Et 3°. La rudesse de certaines expressions du paysan.
Je passe volontiers condamnation sur le premier point. Cependant, s'il est vrai que l'exemple tienne souvent lieu d'autorité sans m'appuyer de celui de Pygmalion, de la Belle-Arsène, et d'autres pièces dont l'excuse émane peut-être du sujet même, on conviendra du moins que j'ai pu me prévaloir de celui de l'Amant-Statue.

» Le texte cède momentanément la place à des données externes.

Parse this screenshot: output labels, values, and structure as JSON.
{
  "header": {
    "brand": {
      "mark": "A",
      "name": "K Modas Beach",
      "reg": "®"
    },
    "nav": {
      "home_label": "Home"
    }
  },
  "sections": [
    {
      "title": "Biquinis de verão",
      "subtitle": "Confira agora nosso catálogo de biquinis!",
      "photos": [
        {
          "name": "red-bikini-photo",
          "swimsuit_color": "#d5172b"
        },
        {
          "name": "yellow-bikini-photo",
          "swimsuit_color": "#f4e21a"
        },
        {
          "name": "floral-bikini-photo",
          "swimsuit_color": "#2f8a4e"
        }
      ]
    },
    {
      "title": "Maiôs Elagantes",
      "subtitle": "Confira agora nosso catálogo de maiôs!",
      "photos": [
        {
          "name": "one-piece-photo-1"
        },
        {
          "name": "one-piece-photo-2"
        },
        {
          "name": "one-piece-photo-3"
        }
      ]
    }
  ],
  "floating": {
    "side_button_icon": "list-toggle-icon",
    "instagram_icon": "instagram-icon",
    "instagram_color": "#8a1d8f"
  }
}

Le second reproche ne me semble pas, à beaucoup près, aussi bien fondé que le précédent ; car enfin il n'est pas possible que le public, instruit du déguisement de Céphise, et devenu en quelque sorte le confident de ses projets, l'envisage, sur le socle où elle vient de se placer, du même œil que doivent le faire les personnages qui sont en scène : statue pour ceux-ci, elle n'est toujours pour lui que Céphise sur le piedestal. Or, du moment que son langage n'a point une liaison essentielle avec celui des acteurs intéressés à ignorer sa présence, qu'il n'est que la simple expression du trouble de son ame, que sa position ne lui permet pas de manifester autrement, je ne vois pas trop comment la chose pourroit paroître révoltante. Ce n'est point une statue qui parle, c'est l'épouse de Delmance qui débite un à parte entendu des spectateurs, mais qui n'est pas censé l'être de ceux qui occupe le théâtre.

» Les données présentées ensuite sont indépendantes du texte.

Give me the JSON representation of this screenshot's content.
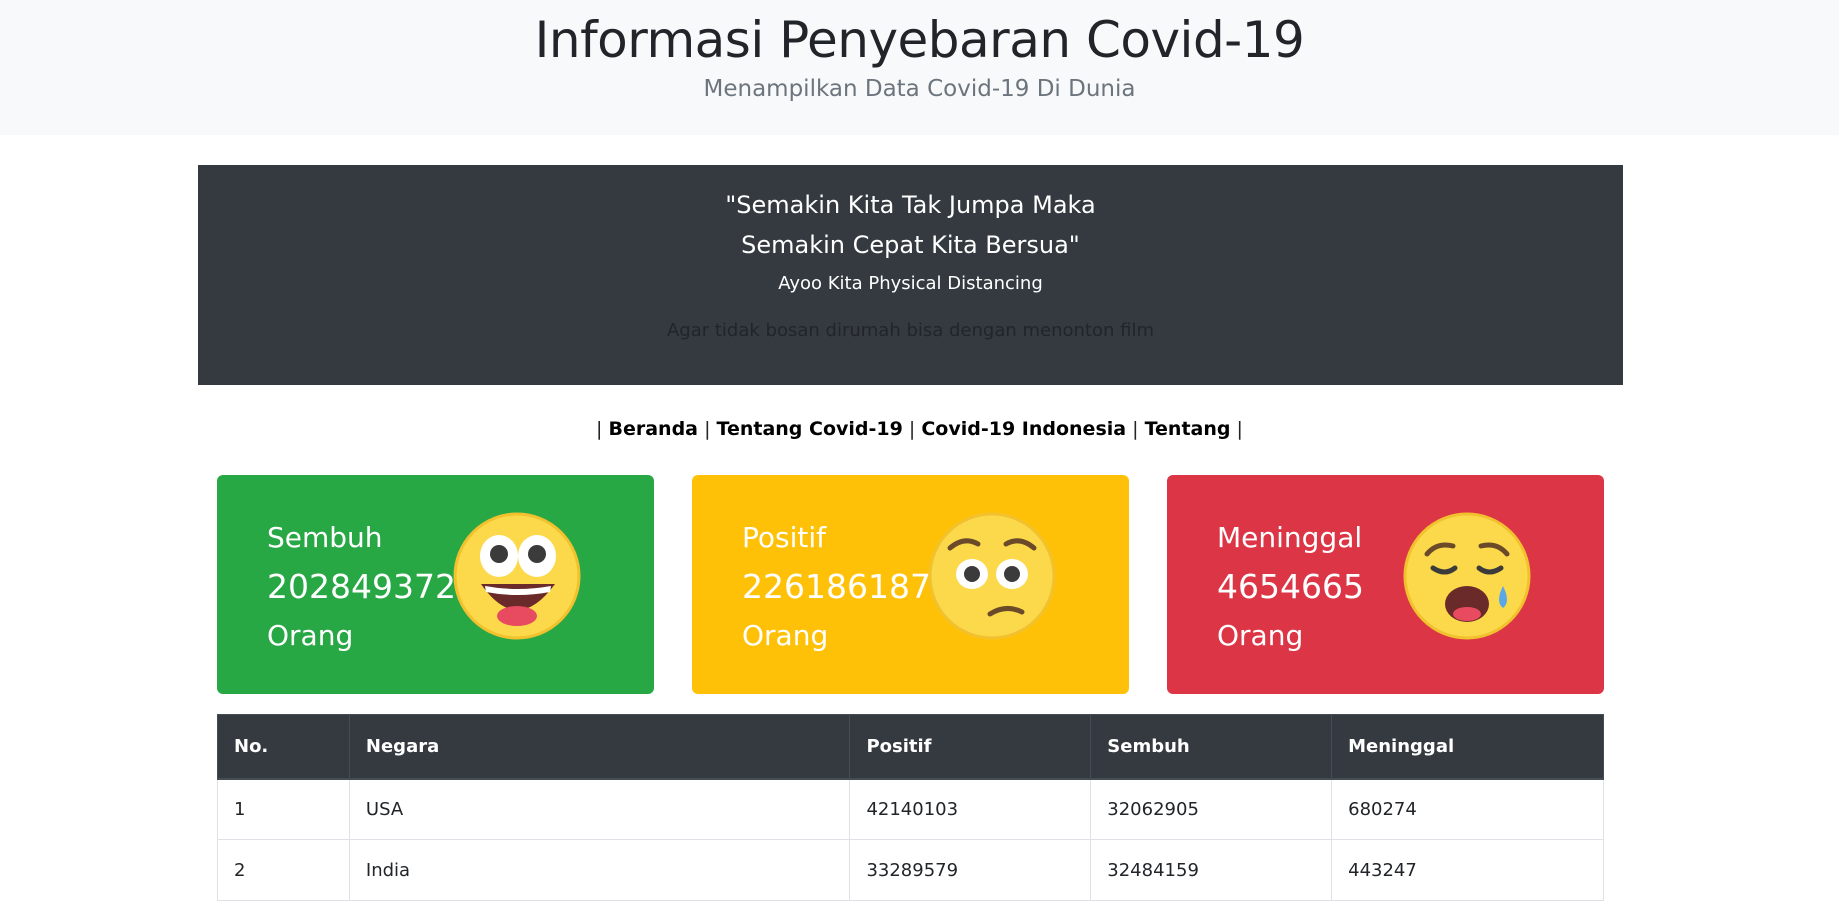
{
  "hero": {
    "title": "Informasi Penyebaran Covid-19",
    "subtitle": "Menampilkan Data Covid-19 Di Dunia"
  },
  "quote": {
    "line1": "\"Semakin Kita Tak Jumpa Maka",
    "line2": "Semakin Cepat Kita Bersua\"",
    "sub": "Ayoo Kita Physical Distancing",
    "note": "Agar tidak bosan dirumah bisa dengan menonton film"
  },
  "nav": {
    "items": [
      "Beranda",
      "Tentang Covid-19",
      "Covid-19 Indonesia",
      "Tentang"
    ],
    "separator": "|"
  },
  "cards": [
    {
      "label": "Sembuh",
      "value": "202849372",
      "unit": "Orang",
      "color": "#28a745",
      "icon": "grinning-face-icon"
    },
    {
      "label": "Positif",
      "value": "226186187",
      "unit": "Orang",
      "color": "#ffc107",
      "icon": "worried-face-icon"
    },
    {
      "label": "Meninggal",
      "value": "4654665",
      "unit": "Orang",
      "color": "#dc3545",
      "icon": "crying-face-icon"
    }
  ],
  "table": {
    "headers": [
      "No.",
      "Negara",
      "Positif",
      "Sembuh",
      "Meninggal"
    ],
    "rows": [
      [
        "1",
        "USA",
        "42140103",
        "32062905",
        "680274"
      ],
      [
        "2",
        "India",
        "33289579",
        "32484159",
        "443247"
      ]
    ]
  }
}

A l'égard de l'inculpation relative au rôle du paysan, je pense ne pouvoir mieux y répondre que par ces vers du grand Maître :
» Sylvis deducti caveant, me judice, Fauni,
» Ne, velut innati triviis, ac penè forenses,
» Aut nimium teneris juvenentur versibus unquam.
HORAT. Art. Poët.
Un défaut de convenance plus réel que tout cela, suivant moi, et sur lequel la réussite des premières représentations, n'a suffit qu'à peine à me rassurer, c'est la scène du Baiser rendu. Cependant, grâce à la musique enchanteresse du citoyen Gresnich, au talent des acteurs, et surtout au jeu délicieux de Madame Méjan, qui sut allier dans cette conjoncture délicate la gaité à la décence, et la finesse à la dignité, ce que je redoutois comme un écueil, fut marqué au contraire par l'approbation la plus complette.

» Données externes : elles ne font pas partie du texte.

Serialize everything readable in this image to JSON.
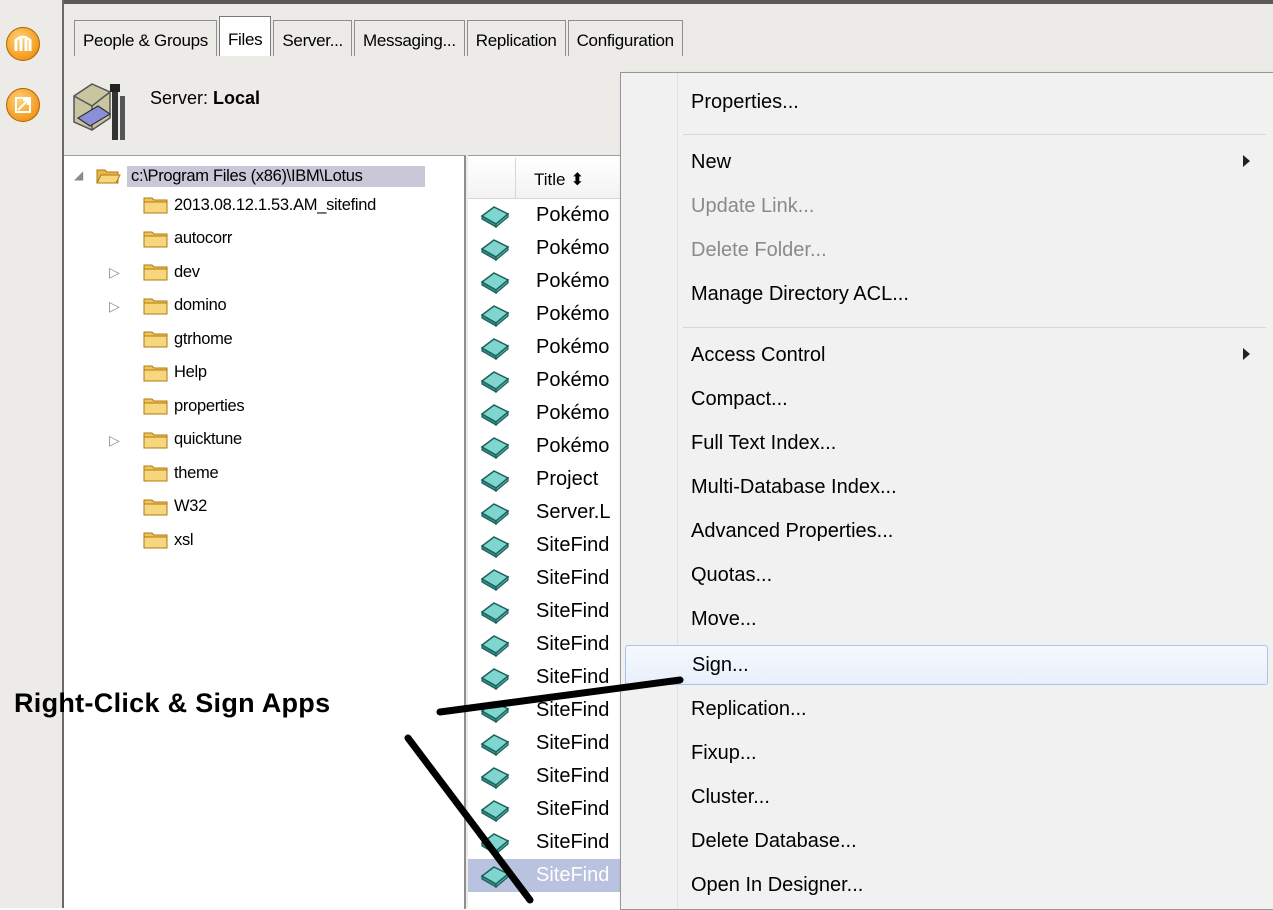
{
  "tabs": [
    {
      "label": "People & Groups"
    },
    {
      "label": "Files"
    },
    {
      "label": "Server..."
    },
    {
      "label": "Messaging..."
    },
    {
      "label": "Replication"
    },
    {
      "label": "Configuration"
    }
  ],
  "server": {
    "prefix": "Server:",
    "name": "Local"
  },
  "tree": {
    "root": "c:\\Program Files (x86)\\IBM\\Lotus",
    "folders": [
      "2013.08.12.1.53.AM_sitefind",
      "autocorr",
      "dev",
      "domino",
      "gtrhome",
      "Help",
      "properties",
      "quicktune",
      "theme",
      "W32",
      "xsl"
    ]
  },
  "files": {
    "column_title": "Title ⬍",
    "rows": [
      "Pokémo",
      "Pokémo",
      "Pokémo",
      "Pokémo",
      "Pokémo",
      "Pokémo",
      "Pokémo",
      "Pokémo",
      "Project",
      "Server.L",
      "SiteFind",
      "SiteFind",
      "SiteFind",
      "SiteFind",
      "SiteFind",
      "SiteFind",
      "SiteFind",
      "SiteFind",
      "SiteFind",
      "SiteFind",
      "SiteFind"
    ]
  },
  "menu": {
    "items": [
      {
        "label": "Properties..."
      },
      {
        "label": "New"
      },
      {
        "label": "Update Link..."
      },
      {
        "label": "Delete Folder..."
      },
      {
        "label": "Manage Directory ACL..."
      },
      {
        "label": "Access Control"
      },
      {
        "label": "Compact..."
      },
      {
        "label": "Full Text Index..."
      },
      {
        "label": "Multi-Database Index..."
      },
      {
        "label": "Advanced Properties..."
      },
      {
        "label": "Quotas..."
      },
      {
        "label": "Move..."
      },
      {
        "label": "Sign..."
      },
      {
        "label": "Replication..."
      },
      {
        "label": "Fixup..."
      },
      {
        "label": "Cluster..."
      },
      {
        "label": "Delete Database..."
      },
      {
        "label": "Open In Designer..."
      }
    ]
  },
  "annotation": {
    "text": "Right-Click & Sign Apps"
  },
  "colors": {
    "selection": "#b9c2de",
    "menu_hover_border": "#a9c3ea",
    "annotation": "#000000"
  }
}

Au surplus, j'ai infiniment d'obligation aux estimables artistes qui ont bien voulu accepter un rôle dans ma pièce, ils m'ont tous manifesté le plus grand zèle, et c'est avec autant de plaisir que de sincérité que ma reconnoissance leur attribue la portion du succès que je ne dois point à l'indulgence du Public, et au mérite du compositeur.
La pièce comporte un rôle muet, pour lequel Guy a écrit un long programme qui montre un intérêt très fort pour le jeu muet, intérêt qui est peut-être assez nouveau.
PROGRAMME DU ROLE DE NICOLAS,
Personnage sourd et muet, dans le Baiser donné et rendu.
SCÈNE PREMIÈRE.
IMMÉDIATEMENT après le duo de Céphise et de Lucas, Nicolas entre sur la scène, chargé de plusieurs instrumens de jardinage, tels que pelle, pioche, rateau, binette, arrosoir ; etc. il les dépose en bloc, vis-à-vis le bosquet. Ensuite, il en sépare la binette et le rateau, et les appuie sur le mur de la terrasse. En ce moment Lucas lui frappe sur l'épaule, et lui fait signe de l'aider à enlever la statue : il y procède, et quand Céphise a prononcé ces mots :
Lucas le fera venir... on ne peut mieux trouvé.
Lucas rentre en scène avec le muet : Le premier gagne la partie occupée par Céphise ; Nicolas remonte tranquillement le théâtre, ramasse le reste des outils qu'il a laissés vis-à-vis la terrasse, et sort par le côté opposé à celui où il est entré, c'est-à-dire par la droite des spectateurs.
SCÈNE VII.
Delmance.
As tu peur que ton mari ne surprenne notre conversation ?
Ici Lucas entre avec Nicola ; il le laisse un instant pour faire signe à sa femme de venir lui parler ; Suzanne n'en tient compte ; le morceau de musique commence ; alors Lucas retourne à Nicolas, et lui montre l'usage qu'il doit faire de la lettre ; Nicolas répète tous les gestes pour faire voir qu'il les a compris ; il s'avance ensuite seul vers le berceau, mais appercevant le tête-à-tête chaleureux de Delmance et de Suzanne ; il revient niaisement vers Lucas. Celui-ci alors le prend vivement par la main l'introduit dans le berceau, et lui montre du doigt la personne de son maître.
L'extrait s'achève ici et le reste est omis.